Now that the election season has come to a close, the barrage of political advertising will recede into the distance, waiting for the next election cycle. It is through these million-dollar advertising blitzes that we come to understand the function of our Senator or Congressperson. We are civically educated through party-sanctioned name-calling, generalizing, and finger pointing. They go out of their way to fill in the gaps in our political science education. The adverse effects on our political conversation and outlook are startling.
Increasingly, during everyday conversation, I have noticed the frequent referencing of sound-bytes in the analysis of a politician’s performance. My friends and I sometimes sit around and fall into parroting political rhetoricians, explaining to each other that this or that candidate is worth voting for because they will hand over control of Iraq to the Iraqi people. We often fall into tossing around weak generalizations carefully designed for repetition. I have even heard folks reference advertisements in an unironically post-modern fashion, when they characterize attacks of their candidate of preference as a swift-boating. Between swift-boating and handing over control, we aren’t really talking about anything.
This isn’t new. Every cycle there’s an election, and every election media and analysts sculpt the message and shape the image of candidates and issues. We take notice and relearn everything we were learned freshmen civics. Political experts (and novice columnists alike) get up in arms about where people get educated on politics. Every season, however, this exchange is as relevant as the last. With the nation finally in agreement on one thing: We are quickly descending into hell; we must begin styling our understanding and conversation of who we put into power differently.
By repeating everything that is pumped into our heads when we receive political phone calls, hear a political advertisement on the radio, or see one on television, we aren’t actually having conversations; we are saying strings of words that look political, but in the name of coherence, sound like nothing at all. Every year the names and faces of the candidates might be different, but our tendency to buy into attractive rhetoric is still the same. Falling into this habitual behavior, memorizing and spewing all of the buzzwords crammed into a thirty second attack ad, we are bound to repeat even our deadliest mistakes. Because the nation has repeatedly bought into these empty statements election after election-their candidate will be a bi-partisan leader, stand for values, isn’t interested in letting the terrorists win, (fill in your favorite), we have become lazy and have forgotten how to think critically.
It makes sense that these advertisements are defining how we think about politics.

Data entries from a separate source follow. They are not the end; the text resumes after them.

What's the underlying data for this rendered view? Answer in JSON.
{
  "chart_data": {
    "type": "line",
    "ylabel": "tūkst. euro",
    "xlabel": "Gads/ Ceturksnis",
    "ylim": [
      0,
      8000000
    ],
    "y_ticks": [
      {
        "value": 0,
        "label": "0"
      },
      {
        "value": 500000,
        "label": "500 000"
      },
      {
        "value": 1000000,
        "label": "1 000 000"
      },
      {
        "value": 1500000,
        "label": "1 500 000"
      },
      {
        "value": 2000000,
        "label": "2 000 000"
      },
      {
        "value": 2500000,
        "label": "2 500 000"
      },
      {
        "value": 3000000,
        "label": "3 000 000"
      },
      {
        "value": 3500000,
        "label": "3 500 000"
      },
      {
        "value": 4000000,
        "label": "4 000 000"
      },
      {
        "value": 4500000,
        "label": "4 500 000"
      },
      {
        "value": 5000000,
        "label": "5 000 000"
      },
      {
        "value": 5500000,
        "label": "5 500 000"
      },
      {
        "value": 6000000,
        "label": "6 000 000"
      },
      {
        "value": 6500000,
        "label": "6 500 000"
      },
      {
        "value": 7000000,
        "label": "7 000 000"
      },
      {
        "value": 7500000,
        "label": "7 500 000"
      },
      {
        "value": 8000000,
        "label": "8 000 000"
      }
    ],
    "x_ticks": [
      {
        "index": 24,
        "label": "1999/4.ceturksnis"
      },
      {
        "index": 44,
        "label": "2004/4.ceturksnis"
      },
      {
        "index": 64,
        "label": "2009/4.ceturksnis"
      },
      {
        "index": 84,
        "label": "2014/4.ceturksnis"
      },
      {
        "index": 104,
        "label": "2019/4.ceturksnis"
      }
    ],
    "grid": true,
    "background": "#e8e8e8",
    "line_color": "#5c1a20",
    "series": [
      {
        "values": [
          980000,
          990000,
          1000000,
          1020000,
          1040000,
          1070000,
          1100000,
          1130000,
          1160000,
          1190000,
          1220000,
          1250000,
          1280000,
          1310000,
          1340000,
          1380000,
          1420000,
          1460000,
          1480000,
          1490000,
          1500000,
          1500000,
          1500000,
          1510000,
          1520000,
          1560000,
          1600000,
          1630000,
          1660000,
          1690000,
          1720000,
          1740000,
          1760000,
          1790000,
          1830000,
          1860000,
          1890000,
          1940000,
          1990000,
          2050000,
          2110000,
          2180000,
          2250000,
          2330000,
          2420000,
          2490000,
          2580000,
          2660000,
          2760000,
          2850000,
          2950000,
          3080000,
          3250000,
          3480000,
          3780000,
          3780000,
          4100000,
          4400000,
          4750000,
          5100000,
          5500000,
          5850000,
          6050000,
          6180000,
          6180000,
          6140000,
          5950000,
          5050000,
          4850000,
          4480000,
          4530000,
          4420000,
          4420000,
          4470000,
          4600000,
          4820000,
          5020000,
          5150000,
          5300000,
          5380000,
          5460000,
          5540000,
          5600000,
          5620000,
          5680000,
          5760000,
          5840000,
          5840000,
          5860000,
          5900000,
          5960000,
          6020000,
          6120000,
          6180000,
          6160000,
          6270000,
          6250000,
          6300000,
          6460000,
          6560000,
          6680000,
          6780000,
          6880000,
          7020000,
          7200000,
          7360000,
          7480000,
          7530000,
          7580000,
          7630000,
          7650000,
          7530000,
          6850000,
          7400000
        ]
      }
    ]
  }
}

With such limited comprehension of civic education required in schools, and with the specter of the 40-hour work week existing only in the history books, there is little competition for becoming our number one informant about how our government works; we have no time for anything else. As members of the populous who are negatively affected when spending has gone wild, or when our country is arbitrarily put in harms way, we must work to think of our political future independently, not in montages of candidates cleverly edited walking down beaches and saying benignly trivial, inoffensive things. There’s too much at stake for that.